The World Meteorological Organization Global Space based Inter-Calibration System (GSICS) working group analyzes methods and recommends algorithms to improve the calibration of both low-Earth orbit and geostationary-Earth orbit instruments. We have implemented a number of the GSICS recommended low-Earth orbit/low-Earth orbit and low-Earth orbit/geostationary-Earth orbit algorithms as part of the ROSES-2011 Multi-Instrument Intercalibration (MIIC) Framework. We have demonstrated the feasibility and benefit of distributed services built on top of the Open-source Project for a Network Data Access Protocol (OPeNDAP) networking middleware and server-side functions to support CAL-VAL activities. For this proposal we will extend the features of the MIIC Framework and deploy web services with access to data from both ASDC and NOAA's National Climate Data Center Comprehensive Large Array-data Stewardship System. We will leverage the mature capabilities from OPeNDAP, ASDC, the NCDC, and work performed in the earlier MIIC effort.
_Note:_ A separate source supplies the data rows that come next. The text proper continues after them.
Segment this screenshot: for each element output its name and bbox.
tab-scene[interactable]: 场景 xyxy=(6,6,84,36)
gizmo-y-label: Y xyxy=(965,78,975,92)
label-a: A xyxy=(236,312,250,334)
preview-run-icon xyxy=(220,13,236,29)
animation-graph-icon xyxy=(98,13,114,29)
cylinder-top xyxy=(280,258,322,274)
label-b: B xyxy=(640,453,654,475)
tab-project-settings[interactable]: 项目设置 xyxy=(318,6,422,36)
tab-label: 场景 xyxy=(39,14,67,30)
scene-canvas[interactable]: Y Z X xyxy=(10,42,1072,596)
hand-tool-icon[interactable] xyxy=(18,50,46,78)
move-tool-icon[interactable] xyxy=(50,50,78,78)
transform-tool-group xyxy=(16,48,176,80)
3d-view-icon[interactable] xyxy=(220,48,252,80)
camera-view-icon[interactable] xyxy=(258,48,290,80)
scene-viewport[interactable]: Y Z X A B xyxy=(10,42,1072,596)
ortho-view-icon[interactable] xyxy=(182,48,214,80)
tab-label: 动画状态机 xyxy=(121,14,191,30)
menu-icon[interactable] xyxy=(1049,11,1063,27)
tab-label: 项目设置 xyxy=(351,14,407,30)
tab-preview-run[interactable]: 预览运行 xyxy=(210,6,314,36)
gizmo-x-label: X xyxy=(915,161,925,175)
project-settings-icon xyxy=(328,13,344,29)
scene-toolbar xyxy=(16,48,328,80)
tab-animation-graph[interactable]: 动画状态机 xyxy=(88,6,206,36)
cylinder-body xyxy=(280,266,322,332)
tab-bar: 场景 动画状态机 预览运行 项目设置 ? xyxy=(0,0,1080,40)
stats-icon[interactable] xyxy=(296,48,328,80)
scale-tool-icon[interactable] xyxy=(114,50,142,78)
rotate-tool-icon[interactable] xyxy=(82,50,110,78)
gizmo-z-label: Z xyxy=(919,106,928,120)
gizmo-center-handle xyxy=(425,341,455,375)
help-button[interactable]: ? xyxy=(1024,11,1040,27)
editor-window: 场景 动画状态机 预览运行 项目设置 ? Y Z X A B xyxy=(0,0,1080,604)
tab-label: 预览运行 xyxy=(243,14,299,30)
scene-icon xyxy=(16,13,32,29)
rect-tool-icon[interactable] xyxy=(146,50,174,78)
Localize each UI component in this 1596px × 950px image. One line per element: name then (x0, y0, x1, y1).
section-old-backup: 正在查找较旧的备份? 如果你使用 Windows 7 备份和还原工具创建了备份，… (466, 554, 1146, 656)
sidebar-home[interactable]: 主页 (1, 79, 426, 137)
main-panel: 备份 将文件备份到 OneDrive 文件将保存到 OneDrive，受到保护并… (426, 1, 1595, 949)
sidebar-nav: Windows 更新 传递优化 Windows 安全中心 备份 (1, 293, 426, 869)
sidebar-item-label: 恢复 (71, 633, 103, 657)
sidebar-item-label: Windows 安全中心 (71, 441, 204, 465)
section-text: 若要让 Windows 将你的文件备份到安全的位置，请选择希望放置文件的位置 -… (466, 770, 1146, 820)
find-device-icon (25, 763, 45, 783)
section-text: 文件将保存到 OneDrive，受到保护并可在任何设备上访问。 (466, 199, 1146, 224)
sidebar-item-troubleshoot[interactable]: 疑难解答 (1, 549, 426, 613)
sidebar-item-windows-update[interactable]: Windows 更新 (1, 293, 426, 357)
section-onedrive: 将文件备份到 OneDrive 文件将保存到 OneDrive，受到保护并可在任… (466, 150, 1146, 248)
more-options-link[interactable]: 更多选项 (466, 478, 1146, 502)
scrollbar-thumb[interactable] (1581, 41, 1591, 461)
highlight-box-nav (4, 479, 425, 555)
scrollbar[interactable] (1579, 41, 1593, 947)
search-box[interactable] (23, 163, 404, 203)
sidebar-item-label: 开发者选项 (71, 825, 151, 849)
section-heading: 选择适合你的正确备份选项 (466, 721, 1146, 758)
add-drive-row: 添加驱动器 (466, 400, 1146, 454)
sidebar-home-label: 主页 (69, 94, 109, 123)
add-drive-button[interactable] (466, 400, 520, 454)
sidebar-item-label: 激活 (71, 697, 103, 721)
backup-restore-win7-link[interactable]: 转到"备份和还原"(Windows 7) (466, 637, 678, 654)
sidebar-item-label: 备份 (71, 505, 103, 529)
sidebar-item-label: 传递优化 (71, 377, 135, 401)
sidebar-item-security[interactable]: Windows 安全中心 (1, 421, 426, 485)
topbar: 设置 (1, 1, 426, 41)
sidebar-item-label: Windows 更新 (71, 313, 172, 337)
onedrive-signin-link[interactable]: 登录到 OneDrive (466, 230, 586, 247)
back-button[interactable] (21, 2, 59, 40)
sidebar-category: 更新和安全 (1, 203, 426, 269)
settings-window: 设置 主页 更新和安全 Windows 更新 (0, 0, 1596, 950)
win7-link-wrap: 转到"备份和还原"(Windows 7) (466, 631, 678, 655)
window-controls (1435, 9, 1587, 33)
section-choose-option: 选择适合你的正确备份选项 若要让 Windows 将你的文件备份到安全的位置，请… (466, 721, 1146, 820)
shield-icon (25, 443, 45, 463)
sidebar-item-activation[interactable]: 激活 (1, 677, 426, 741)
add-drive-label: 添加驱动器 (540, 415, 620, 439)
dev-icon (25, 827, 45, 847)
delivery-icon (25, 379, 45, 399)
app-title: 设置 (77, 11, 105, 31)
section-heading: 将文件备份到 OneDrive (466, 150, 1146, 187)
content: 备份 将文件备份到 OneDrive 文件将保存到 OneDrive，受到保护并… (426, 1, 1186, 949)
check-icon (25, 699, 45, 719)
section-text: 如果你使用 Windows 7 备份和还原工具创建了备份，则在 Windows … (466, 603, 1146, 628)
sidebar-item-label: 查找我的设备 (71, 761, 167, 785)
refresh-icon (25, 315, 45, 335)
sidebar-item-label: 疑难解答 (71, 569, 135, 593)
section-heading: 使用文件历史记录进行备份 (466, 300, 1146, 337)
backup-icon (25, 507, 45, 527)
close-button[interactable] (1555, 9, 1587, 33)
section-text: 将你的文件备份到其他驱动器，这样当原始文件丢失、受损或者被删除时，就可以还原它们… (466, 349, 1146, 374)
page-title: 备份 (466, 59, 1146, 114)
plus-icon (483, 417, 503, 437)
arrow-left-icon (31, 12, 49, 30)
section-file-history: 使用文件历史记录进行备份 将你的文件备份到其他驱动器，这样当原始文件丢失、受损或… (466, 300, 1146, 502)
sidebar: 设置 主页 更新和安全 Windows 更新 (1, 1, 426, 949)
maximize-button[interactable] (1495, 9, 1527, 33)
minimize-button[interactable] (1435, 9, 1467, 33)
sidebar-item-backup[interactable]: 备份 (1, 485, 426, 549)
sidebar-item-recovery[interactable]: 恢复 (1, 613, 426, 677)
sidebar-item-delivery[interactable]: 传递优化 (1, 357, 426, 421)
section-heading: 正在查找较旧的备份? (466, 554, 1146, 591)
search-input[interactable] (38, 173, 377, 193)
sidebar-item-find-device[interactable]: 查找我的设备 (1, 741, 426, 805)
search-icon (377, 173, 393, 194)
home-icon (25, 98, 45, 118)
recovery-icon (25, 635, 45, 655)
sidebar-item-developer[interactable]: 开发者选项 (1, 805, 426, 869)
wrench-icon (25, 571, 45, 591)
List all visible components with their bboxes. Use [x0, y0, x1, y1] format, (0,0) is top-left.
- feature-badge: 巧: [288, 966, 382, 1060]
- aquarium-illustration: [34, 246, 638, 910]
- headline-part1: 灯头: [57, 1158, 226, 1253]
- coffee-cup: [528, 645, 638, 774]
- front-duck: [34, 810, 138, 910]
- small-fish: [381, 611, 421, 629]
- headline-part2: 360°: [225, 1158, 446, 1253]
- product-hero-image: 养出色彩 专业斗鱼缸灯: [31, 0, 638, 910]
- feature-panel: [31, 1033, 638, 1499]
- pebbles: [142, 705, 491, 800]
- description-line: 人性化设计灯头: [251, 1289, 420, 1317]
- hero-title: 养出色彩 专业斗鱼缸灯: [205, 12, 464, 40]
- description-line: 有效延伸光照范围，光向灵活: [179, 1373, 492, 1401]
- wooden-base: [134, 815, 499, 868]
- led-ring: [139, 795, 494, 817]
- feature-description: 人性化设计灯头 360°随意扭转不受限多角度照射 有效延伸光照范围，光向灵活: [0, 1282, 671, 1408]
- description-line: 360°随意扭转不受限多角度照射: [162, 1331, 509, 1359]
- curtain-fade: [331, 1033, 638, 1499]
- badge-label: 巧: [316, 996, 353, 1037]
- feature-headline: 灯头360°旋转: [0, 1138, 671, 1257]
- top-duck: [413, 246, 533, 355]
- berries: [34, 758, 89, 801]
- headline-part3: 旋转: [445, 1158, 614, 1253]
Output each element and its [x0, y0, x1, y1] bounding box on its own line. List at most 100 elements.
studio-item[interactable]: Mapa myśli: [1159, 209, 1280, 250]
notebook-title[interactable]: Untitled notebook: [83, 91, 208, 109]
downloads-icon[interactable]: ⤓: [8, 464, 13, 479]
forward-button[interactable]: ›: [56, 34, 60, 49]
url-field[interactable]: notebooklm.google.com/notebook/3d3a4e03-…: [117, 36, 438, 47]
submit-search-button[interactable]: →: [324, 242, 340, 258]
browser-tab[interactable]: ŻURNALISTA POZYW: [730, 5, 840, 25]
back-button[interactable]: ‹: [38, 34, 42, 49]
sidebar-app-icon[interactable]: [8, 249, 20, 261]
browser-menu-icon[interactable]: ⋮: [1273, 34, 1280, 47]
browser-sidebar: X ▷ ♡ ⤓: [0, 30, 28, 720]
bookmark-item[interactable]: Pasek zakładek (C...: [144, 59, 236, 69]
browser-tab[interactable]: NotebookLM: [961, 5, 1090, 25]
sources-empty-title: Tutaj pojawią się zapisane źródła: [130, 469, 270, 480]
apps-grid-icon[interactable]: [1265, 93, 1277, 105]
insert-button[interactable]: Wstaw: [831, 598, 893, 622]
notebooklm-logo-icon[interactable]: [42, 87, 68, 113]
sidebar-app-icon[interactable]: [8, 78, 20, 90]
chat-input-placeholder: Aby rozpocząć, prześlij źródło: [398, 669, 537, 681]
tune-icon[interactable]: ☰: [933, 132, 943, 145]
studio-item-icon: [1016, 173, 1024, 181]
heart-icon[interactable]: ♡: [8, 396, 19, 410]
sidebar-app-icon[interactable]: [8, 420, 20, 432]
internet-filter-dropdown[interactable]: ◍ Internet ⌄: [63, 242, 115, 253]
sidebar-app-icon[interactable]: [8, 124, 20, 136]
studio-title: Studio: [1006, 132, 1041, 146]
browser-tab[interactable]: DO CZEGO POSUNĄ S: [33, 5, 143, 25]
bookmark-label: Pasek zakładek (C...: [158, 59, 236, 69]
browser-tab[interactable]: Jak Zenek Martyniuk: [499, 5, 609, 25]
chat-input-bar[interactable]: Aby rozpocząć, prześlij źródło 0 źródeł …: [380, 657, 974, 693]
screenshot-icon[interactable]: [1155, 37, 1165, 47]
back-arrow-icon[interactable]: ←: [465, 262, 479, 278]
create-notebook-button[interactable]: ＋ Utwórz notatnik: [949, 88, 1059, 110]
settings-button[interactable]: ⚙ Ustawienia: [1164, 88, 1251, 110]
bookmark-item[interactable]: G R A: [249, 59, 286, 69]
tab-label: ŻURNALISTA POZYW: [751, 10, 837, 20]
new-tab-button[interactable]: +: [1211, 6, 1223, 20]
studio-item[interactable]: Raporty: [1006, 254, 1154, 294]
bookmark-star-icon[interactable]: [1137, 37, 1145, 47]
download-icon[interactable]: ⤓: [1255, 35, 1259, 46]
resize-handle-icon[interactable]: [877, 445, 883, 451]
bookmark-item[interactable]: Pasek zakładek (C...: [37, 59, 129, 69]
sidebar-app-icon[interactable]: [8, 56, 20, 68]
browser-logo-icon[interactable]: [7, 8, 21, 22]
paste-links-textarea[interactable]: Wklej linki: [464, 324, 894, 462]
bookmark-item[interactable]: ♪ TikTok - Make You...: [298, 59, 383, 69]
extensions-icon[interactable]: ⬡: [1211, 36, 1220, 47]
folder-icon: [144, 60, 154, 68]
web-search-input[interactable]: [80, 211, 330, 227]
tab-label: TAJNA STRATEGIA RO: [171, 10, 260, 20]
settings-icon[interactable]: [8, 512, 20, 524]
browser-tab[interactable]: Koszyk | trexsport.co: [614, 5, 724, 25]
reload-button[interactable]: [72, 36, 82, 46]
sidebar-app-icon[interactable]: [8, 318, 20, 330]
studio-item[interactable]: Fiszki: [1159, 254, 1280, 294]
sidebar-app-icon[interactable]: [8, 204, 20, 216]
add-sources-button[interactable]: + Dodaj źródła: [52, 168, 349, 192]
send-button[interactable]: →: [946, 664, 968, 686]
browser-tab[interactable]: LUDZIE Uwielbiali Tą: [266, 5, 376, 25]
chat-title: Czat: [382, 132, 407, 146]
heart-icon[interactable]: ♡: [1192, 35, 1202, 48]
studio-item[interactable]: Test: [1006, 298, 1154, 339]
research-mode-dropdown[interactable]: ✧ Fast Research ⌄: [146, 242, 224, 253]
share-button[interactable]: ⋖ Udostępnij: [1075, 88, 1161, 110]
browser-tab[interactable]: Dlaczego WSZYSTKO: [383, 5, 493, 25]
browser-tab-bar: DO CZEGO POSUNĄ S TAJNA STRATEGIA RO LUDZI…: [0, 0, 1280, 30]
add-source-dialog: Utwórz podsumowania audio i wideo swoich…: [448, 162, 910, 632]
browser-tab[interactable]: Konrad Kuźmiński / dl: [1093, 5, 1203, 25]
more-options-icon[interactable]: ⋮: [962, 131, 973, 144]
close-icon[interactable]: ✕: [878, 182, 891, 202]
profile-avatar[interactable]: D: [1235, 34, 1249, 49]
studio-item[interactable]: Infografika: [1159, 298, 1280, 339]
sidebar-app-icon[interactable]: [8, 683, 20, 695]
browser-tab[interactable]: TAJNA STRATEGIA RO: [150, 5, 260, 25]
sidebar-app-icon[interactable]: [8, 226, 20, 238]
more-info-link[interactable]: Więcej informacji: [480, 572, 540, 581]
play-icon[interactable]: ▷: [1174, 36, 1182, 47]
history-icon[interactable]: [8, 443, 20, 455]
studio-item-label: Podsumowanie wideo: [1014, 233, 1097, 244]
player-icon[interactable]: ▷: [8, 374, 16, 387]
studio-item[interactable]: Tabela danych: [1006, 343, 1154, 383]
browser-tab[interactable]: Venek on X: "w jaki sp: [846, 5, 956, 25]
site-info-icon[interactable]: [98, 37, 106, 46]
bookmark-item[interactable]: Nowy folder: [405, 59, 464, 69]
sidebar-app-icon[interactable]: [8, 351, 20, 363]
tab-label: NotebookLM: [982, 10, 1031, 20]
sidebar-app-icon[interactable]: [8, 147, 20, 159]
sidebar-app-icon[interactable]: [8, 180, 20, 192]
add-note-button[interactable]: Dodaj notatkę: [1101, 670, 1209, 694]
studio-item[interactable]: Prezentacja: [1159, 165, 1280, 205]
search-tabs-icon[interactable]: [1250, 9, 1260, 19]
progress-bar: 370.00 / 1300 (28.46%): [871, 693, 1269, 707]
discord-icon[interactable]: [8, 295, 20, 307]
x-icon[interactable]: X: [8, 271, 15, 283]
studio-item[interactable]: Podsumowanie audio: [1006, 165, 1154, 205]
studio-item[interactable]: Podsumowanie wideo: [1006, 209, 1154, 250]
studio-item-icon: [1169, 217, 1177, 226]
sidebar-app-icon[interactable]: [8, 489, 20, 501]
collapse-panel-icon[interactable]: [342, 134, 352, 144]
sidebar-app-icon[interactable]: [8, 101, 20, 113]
The MIIC aggregation services intelligently select and acquire matched data on-the-fly from both data centers. Event Prediction, Data Acquisition, and Analysis web services are used to locate, acquire, and process matched satellite observation data. Users submit instrument sampling and filtering criteria through a web interface or representational state transfer (RESTful) API. Event Prediction identifies coincident measurements with matched viewing geometries prior to data download using complex orbit propagation and spherical geometry calculations. Data Acquisition communicates with OPeNDAP-MIIC server-side functions to match measurements by resampling data onto common Earth referenced equal angle grids, instrument instantaneous field-of-views (IFOVs), or spectral grids. This combination of intelligent selection and server-side processing significantly reduces network traffic and data to process on local servers. We will demonstrate intercalibration, intercomparison, and model comparison with observations using Clouds and the Earth's Radiant Energy System (CERES), Cross-track Infrared Sounder (CrIS), Visible Infrared Imaging Radiometer Suite (VIIRS), Geostationary Operational Environmental Satellite (GOES), Scanning Imaging Absorption spectrometer for Atmospheric Chartography (SCIAMACHY), and Observing System Simulation Experiments data. The MIIC Framework software will be generalized to support comparative analyses using both Level 1 and Level 2 data parameters. The Event Predictor will be extended to identify satellite instrument data over surface targets such as Libya-4 and Dome C. Histogram data analysis (1D and 2D) and additional atmospheric and surface type filtering will be added. The deployment of the MIIC Framework will enhance access to large distributed collections of multi-mission, multi-instrument data, at both NASA Distributed Active Archive Centers (DAACs) and non-NASA data centers, in support of intercalibration and other comparative analysis studies.